MODESTO, Calif. — At first glance, the crowd at Yosemite Lanes appears to be your average group of bowlers, and, at first glance, Jacob Gaddam looks like anyone else here.
His shoes, his ball and even his form don’t appear to be out of the ordinary, but it’s not until Gaddam puts on his signature poop hat that you start to see the Modesto teenager in a different way.
“You got to have a lot of humor if you are going to like me. I am like 95% humor,” Gaddam said.
Looks can be deceiving, because Gaddam is not your average bowler. The 17-year-old won multiple championships, earned himself a $10,000 scholarship and has several perfect games under his belt.
Even Gaddam's coach said that he’s never seen anything like him.
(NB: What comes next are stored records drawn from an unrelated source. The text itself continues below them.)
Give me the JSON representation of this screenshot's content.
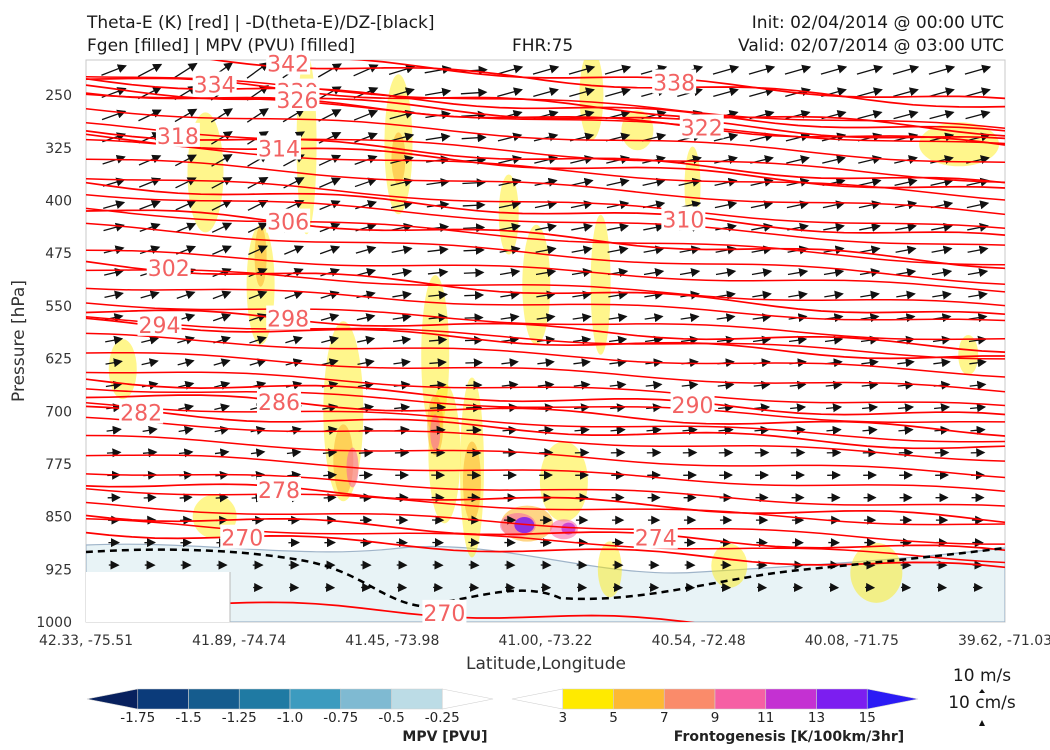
{
  "header": {
    "title_left_line1": "Theta-E (K) [red] | -D(theta-E)/DZ-[black]",
    "title_left_line2": "Fgen [filled] | MPV (PVU) [filled]",
    "fhr": "FHR:75",
    "init": "Init: 02/04/2014 @ 00:00 UTC",
    "valid": "Valid: 02/07/2014 @ 03:00 UTC"
  },
  "chart_data": {
    "type": "cross-section",
    "xlabel": "Latitude,Longitude",
    "ylabel": "Pressure [hPa]",
    "y_scale": "inverted",
    "ylim": [
      1000,
      200
    ],
    "x_tick_labels": [
      "42.33, -75.51",
      "41.89, -74.74",
      "41.45, -73.98",
      "41.00, -73.22",
      "40.54, -72.48",
      "40.08, -71.75",
      "39.62, -71.03"
    ],
    "y_ticks": [
      250,
      325,
      400,
      475,
      550,
      625,
      700,
      775,
      850,
      925,
      1000
    ],
    "theta_e_contours": {
      "color": "#ff0000",
      "labels": [
        {
          "value": "342",
          "x_frac": 0.22,
          "p": 205
        },
        {
          "value": "334",
          "x_frac": 0.14,
          "p": 235
        },
        {
          "value": "330",
          "x_frac": 0.23,
          "p": 245
        },
        {
          "value": "326",
          "x_frac": 0.23,
          "p": 257
        },
        {
          "value": "338",
          "x_frac": 0.64,
          "p": 232
        },
        {
          "value": "318",
          "x_frac": 0.1,
          "p": 308
        },
        {
          "value": "314",
          "x_frac": 0.21,
          "p": 326
        },
        {
          "value": "322",
          "x_frac": 0.67,
          "p": 296
        },
        {
          "value": "306",
          "x_frac": 0.22,
          "p": 430
        },
        {
          "value": "310",
          "x_frac": 0.65,
          "p": 427
        },
        {
          "value": "302",
          "x_frac": 0.09,
          "p": 496
        },
        {
          "value": "298",
          "x_frac": 0.22,
          "p": 568
        },
        {
          "value": "294",
          "x_frac": 0.08,
          "p": 577
        },
        {
          "value": "286",
          "x_frac": 0.21,
          "p": 687
        },
        {
          "value": "282",
          "x_frac": 0.06,
          "p": 702
        },
        {
          "value": "290",
          "x_frac": 0.66,
          "p": 691
        },
        {
          "value": "278",
          "x_frac": 0.21,
          "p": 812
        },
        {
          "value": "270",
          "x_frac": 0.17,
          "p": 880
        },
        {
          "value": "274",
          "x_frac": 0.62,
          "p": 880
        },
        {
          "value": "270",
          "x_frac": 0.39,
          "p": 987
        }
      ]
    },
    "mpv_colorbar": {
      "title": "MPV [PVU]",
      "ticks": [
        "-1.75",
        "-1.5",
        "-1.25",
        "-1.0",
        "-0.75",
        "-0.5",
        "-0.25"
      ],
      "colors": [
        "#08215e",
        "#0b3b7a",
        "#155c8e",
        "#1f7aa3",
        "#3c9bbf",
        "#7fbad2",
        "#bcdce6",
        "#ffffff"
      ]
    },
    "fgen_colorbar": {
      "title": "Frontogenesis [K/100km/3hr]",
      "ticks": [
        "3",
        "5",
        "7",
        "9",
        "11",
        "13",
        "15"
      ],
      "colors": [
        "#ffffff",
        "#ffea00",
        "#fdb933",
        "#fa8b6a",
        "#f65fa4",
        "#c431d2",
        "#7c1ef0",
        "#2b1bf5"
      ]
    },
    "vector_key": {
      "u_label": "10 m/s",
      "w_label": "10 cm/s"
    }
  }
}
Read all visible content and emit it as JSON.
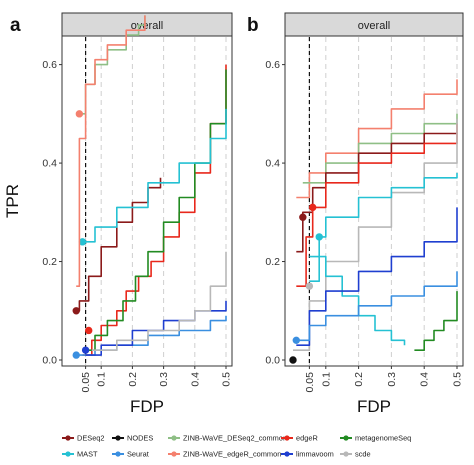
{
  "chart_data": [
    {
      "panel": "a",
      "type": "line",
      "title": "overall",
      "xlabel": "FDP",
      "ylabel": "TPR",
      "xlim": [
        0,
        0.5
      ],
      "ylim": [
        0,
        0.65
      ],
      "xticks": [
        "0.05",
        "0.1",
        "0.2",
        "0.3",
        "0.4",
        "0.5"
      ],
      "yticks": [
        "0.0",
        "0.2",
        "0.4",
        "0.6"
      ],
      "reference_line_x": 0.05,
      "grid": true,
      "series": [
        {
          "name": "DESeq2",
          "color": "#8b1a1a",
          "points": [
            [
              0.02,
              0.1
            ],
            [
              0.03,
              0.12
            ],
            [
              0.06,
              0.17
            ],
            [
              0.1,
              0.23
            ],
            [
              0.15,
              0.28
            ],
            [
              0.2,
              0.32
            ],
            [
              0.25,
              0.35
            ],
            [
              0.29,
              0.37
            ]
          ],
          "marker": [
            0.02,
            0.1
          ]
        },
        {
          "name": "edgeR",
          "color": "#e8281c",
          "points": [
            [
              0.04,
              0.01
            ],
            [
              0.07,
              0.04
            ],
            [
              0.1,
              0.07
            ],
            [
              0.15,
              0.1
            ],
            [
              0.18,
              0.14
            ],
            [
              0.22,
              0.17
            ],
            [
              0.26,
              0.2
            ],
            [
              0.3,
              0.25
            ],
            [
              0.35,
              0.3
            ],
            [
              0.4,
              0.38
            ],
            [
              0.45,
              0.48
            ],
            [
              0.5,
              0.6
            ]
          ],
          "marker": [
            0.06,
            0.06
          ]
        },
        {
          "name": "metagenomeSeq",
          "color": "#228b22",
          "points": [
            [
              0.04,
              0.02
            ],
            [
              0.08,
              0.05
            ],
            [
              0.12,
              0.08
            ],
            [
              0.17,
              0.12
            ],
            [
              0.21,
              0.17
            ],
            [
              0.25,
              0.22
            ],
            [
              0.3,
              0.28
            ],
            [
              0.35,
              0.33
            ],
            [
              0.4,
              0.4
            ],
            [
              0.45,
              0.48
            ],
            [
              0.5,
              0.59
            ]
          ]
        },
        {
          "name": "MAST",
          "color": "#25c1d3",
          "points": [
            [
              0.04,
              0.24
            ],
            [
              0.08,
              0.27
            ],
            [
              0.15,
              0.31
            ],
            [
              0.25,
              0.36
            ],
            [
              0.35,
              0.4
            ],
            [
              0.45,
              0.45
            ],
            [
              0.5,
              0.51
            ]
          ],
          "marker": [
            0.04,
            0.24
          ]
        },
        {
          "name": "ZINB-WaVE_DESeq2_common",
          "color": "#8fbf86",
          "points": [
            [
              0.03,
              0.5
            ],
            [
              0.05,
              0.56
            ],
            [
              0.08,
              0.6
            ],
            [
              0.12,
              0.63
            ],
            [
              0.18,
              0.66
            ],
            [
              0.22,
              0.68
            ],
            [
              0.24,
              0.7
            ]
          ]
        },
        {
          "name": "ZINB-WaVE_edgeR_common",
          "color": "#f4806e",
          "points": [
            [
              0.02,
              0.15
            ],
            [
              0.03,
              0.45
            ],
            [
              0.05,
              0.56
            ],
            [
              0.08,
              0.61
            ],
            [
              0.12,
              0.64
            ],
            [
              0.18,
              0.67
            ],
            [
              0.24,
              0.7
            ]
          ],
          "marker": [
            0.03,
            0.5
          ]
        },
        {
          "name": "Seurat",
          "color": "#3a8fe0",
          "points": [
            [
              0.02,
              0.01
            ],
            [
              0.08,
              0.02
            ],
            [
              0.15,
              0.03
            ],
            [
              0.25,
              0.05
            ],
            [
              0.35,
              0.06
            ],
            [
              0.45,
              0.08
            ],
            [
              0.5,
              0.09
            ]
          ],
          "marker": [
            0.02,
            0.01
          ]
        },
        {
          "name": "limmavoom",
          "color": "#1f3fd0",
          "points": [
            [
              0.05,
              0.01
            ],
            [
              0.1,
              0.03
            ],
            [
              0.2,
              0.06
            ],
            [
              0.3,
              0.08
            ],
            [
              0.4,
              0.1
            ],
            [
              0.5,
              0.12
            ]
          ],
          "marker": [
            0.05,
            0.02
          ]
        },
        {
          "name": "scde",
          "color": "#b8b8b8",
          "points": [
            [
              0.07,
              0.02
            ],
            [
              0.15,
              0.04
            ],
            [
              0.25,
              0.06
            ],
            [
              0.35,
              0.08
            ],
            [
              0.4,
              0.1
            ],
            [
              0.45,
              0.15
            ],
            [
              0.5,
              0.22
            ]
          ]
        }
      ]
    },
    {
      "panel": "b",
      "type": "line",
      "title": "overall",
      "xlabel": "FDP",
      "ylabel": "",
      "xlim": [
        0,
        0.5
      ],
      "ylim": [
        0,
        0.65
      ],
      "xticks": [
        "0.05",
        "0.1",
        "0.2",
        "0.3",
        "0.4",
        "0.5"
      ],
      "yticks": [
        "0.0",
        "0.2",
        "0.4",
        "0.6"
      ],
      "reference_line_x": 0.05,
      "grid": true,
      "series": [
        {
          "name": "ZINB-WaVE_edgeR_common",
          "color": "#f4806e",
          "points": [
            [
              0.01,
              0.33
            ],
            [
              0.05,
              0.38
            ],
            [
              0.1,
              0.42
            ],
            [
              0.2,
              0.47
            ],
            [
              0.3,
              0.51
            ],
            [
              0.4,
              0.54
            ],
            [
              0.5,
              0.57
            ]
          ]
        },
        {
          "name": "ZINB-WaVE_DESeq2_common",
          "color": "#8fbf86",
          "points": [
            [
              0.03,
              0.36
            ],
            [
              0.1,
              0.4
            ],
            [
              0.2,
              0.44
            ],
            [
              0.3,
              0.46
            ],
            [
              0.4,
              0.48
            ],
            [
              0.5,
              0.5
            ]
          ]
        },
        {
          "name": "DESeq2",
          "color": "#8b1a1a",
          "points": [
            [
              0.01,
              0.22
            ],
            [
              0.03,
              0.3
            ],
            [
              0.06,
              0.35
            ],
            [
              0.1,
              0.38
            ],
            [
              0.2,
              0.42
            ],
            [
              0.3,
              0.44
            ],
            [
              0.4,
              0.46
            ],
            [
              0.5,
              0.46
            ]
          ],
          "marker": [
            0.03,
            0.29
          ]
        },
        {
          "name": "edgeR",
          "color": "#e8281c",
          "points": [
            [
              0.01,
              0.15
            ],
            [
              0.04,
              0.25
            ],
            [
              0.06,
              0.31
            ],
            [
              0.1,
              0.36
            ],
            [
              0.2,
              0.4
            ],
            [
              0.3,
              0.42
            ],
            [
              0.4,
              0.44
            ],
            [
              0.5,
              0.48
            ]
          ],
          "marker": [
            0.06,
            0.31
          ]
        },
        {
          "name": "scde",
          "color": "#b8b8b8",
          "points": [
            [
              0.0,
              0.02
            ],
            [
              0.05,
              0.12
            ],
            [
              0.1,
              0.2
            ],
            [
              0.2,
              0.27
            ],
            [
              0.3,
              0.34
            ],
            [
              0.4,
              0.4
            ],
            [
              0.5,
              0.49
            ]
          ],
          "marker": [
            0.05,
            0.15
          ]
        },
        {
          "name": "MAST",
          "color": "#25c1d3",
          "points": [
            [
              0.05,
              0.16
            ],
            [
              0.08,
              0.25
            ],
            [
              0.1,
              0.29
            ],
            [
              0.2,
              0.33
            ],
            [
              0.3,
              0.35
            ],
            [
              0.4,
              0.37
            ],
            [
              0.5,
              0.38
            ]
          ],
          "marker": [
            0.08,
            0.25
          ]
        },
        {
          "name": "MAST",
          "color": "#25c1d3",
          "points": [
            [
              0.05,
              0.21
            ],
            [
              0.1,
              0.17
            ],
            [
              0.15,
              0.13
            ],
            [
              0.2,
              0.09
            ],
            [
              0.25,
              0.06
            ],
            [
              0.3,
              0.04
            ],
            [
              0.34,
              0.03
            ]
          ]
        },
        {
          "name": "limmavoom",
          "color": "#1f3fd0",
          "points": [
            [
              0.01,
              0.03
            ],
            [
              0.05,
              0.1
            ],
            [
              0.1,
              0.14
            ],
            [
              0.2,
              0.18
            ],
            [
              0.3,
              0.21
            ],
            [
              0.4,
              0.24
            ],
            [
              0.5,
              0.31
            ]
          ]
        },
        {
          "name": "Seurat",
          "color": "#3a8fe0",
          "points": [
            [
              0.01,
              0.04
            ],
            [
              0.05,
              0.07
            ],
            [
              0.1,
              0.09
            ],
            [
              0.2,
              0.11
            ],
            [
              0.3,
              0.13
            ],
            [
              0.4,
              0.15
            ],
            [
              0.5,
              0.18
            ]
          ],
          "marker": [
            0.01,
            0.04
          ]
        },
        {
          "name": "metagenomeSeq",
          "color": "#228b22",
          "points": [
            [
              0.37,
              0.02
            ],
            [
              0.4,
              0.04
            ],
            [
              0.43,
              0.06
            ],
            [
              0.46,
              0.08
            ],
            [
              0.5,
              0.14
            ]
          ]
        },
        {
          "name": "NODES",
          "color": "#111111",
          "points": [
            [
              0.0,
              0.0
            ]
          ],
          "marker": [
            0.0,
            0.0
          ]
        }
      ]
    }
  ],
  "legend": {
    "items": [
      {
        "label": "DESeq2",
        "color": "#8b1a1a"
      },
      {
        "label": "NODES",
        "color": "#111111"
      },
      {
        "label": "ZINB-WaVE_DESeq2_common",
        "color": "#8fbf86"
      },
      {
        "label": "edgeR",
        "color": "#e8281c"
      },
      {
        "label": "metagenomeSeq",
        "color": "#228b22"
      },
      {
        "label": "MAST",
        "color": "#25c1d3"
      },
      {
        "label": "Seurat",
        "color": "#3a8fe0"
      },
      {
        "label": "ZINB-WaVE_edgeR_common",
        "color": "#f4806e"
      },
      {
        "label": "limmavoom",
        "color": "#1f3fd0"
      },
      {
        "label": "scde",
        "color": "#b8b8b8"
      }
    ]
  }
}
That’s because Gaddam doesn’t see at all.
“Doctor says blobs an blurs, I can see day and night,” Gaddam said.
Gaddam is legally blind and he wouldn’t have it any other way.
“Let me correct you. I don’t think of myself as blind because I was born this way,” Gaddam said.
Since birth, few obstacles kept him from experiencing what the rest of us see and do every day, including video games.
“There used to be a game called Wii Sports that had bowling on it, and my brother let me do the motions,” Gaddam said.
At just 5 years old, Gaddam's brother suggested the family take him bowling. 10 years later, he was training with coach Scott Barlow.
“I would go through in slow motion and look for mistakes,” Barlow said.
Muscle memory is how Gaddam bowls. In order to get him lined up, Barlow records and reviews Gaddam’s every move then guides him in place.
“I used to push him. I mean I really pushed him,” Barlow said.
The muscle memory drills take a lot amount of communication. Barlow must describe everything Gaddam is doing right or wrong and that can be hard because Gaddam is also hearing impaired.
“I’m like 93% loss in the right ear, and 95 percent loss in the left,” Gaddam said.
If it weren’t for a special bond between Barlow and Gaddam, they wouldn’t have made their biggest goal. When Gaddom was 16, he bowled his first 800 series.
“Essentially, that means in 3 games you have to get 800 points. That’s 800 pins down” Gaddam said.
With a little more coaching, Gaddom hopes to bowl a 900 series. It is something only a handful of people in the world have accomplished.
“What’s my plan? Well, I hope to go pro one day, but we will see,” Gaddam said.
But going pro is only part of his life goals. He also has plans to be an animal caretaker or brail instructor for the blind, but if there is anyone who could help him on the way to the professional league, it’s Barlow.
“He’s just a good kid. If I had to have another son, I would hope it would be like him,” Barlow said.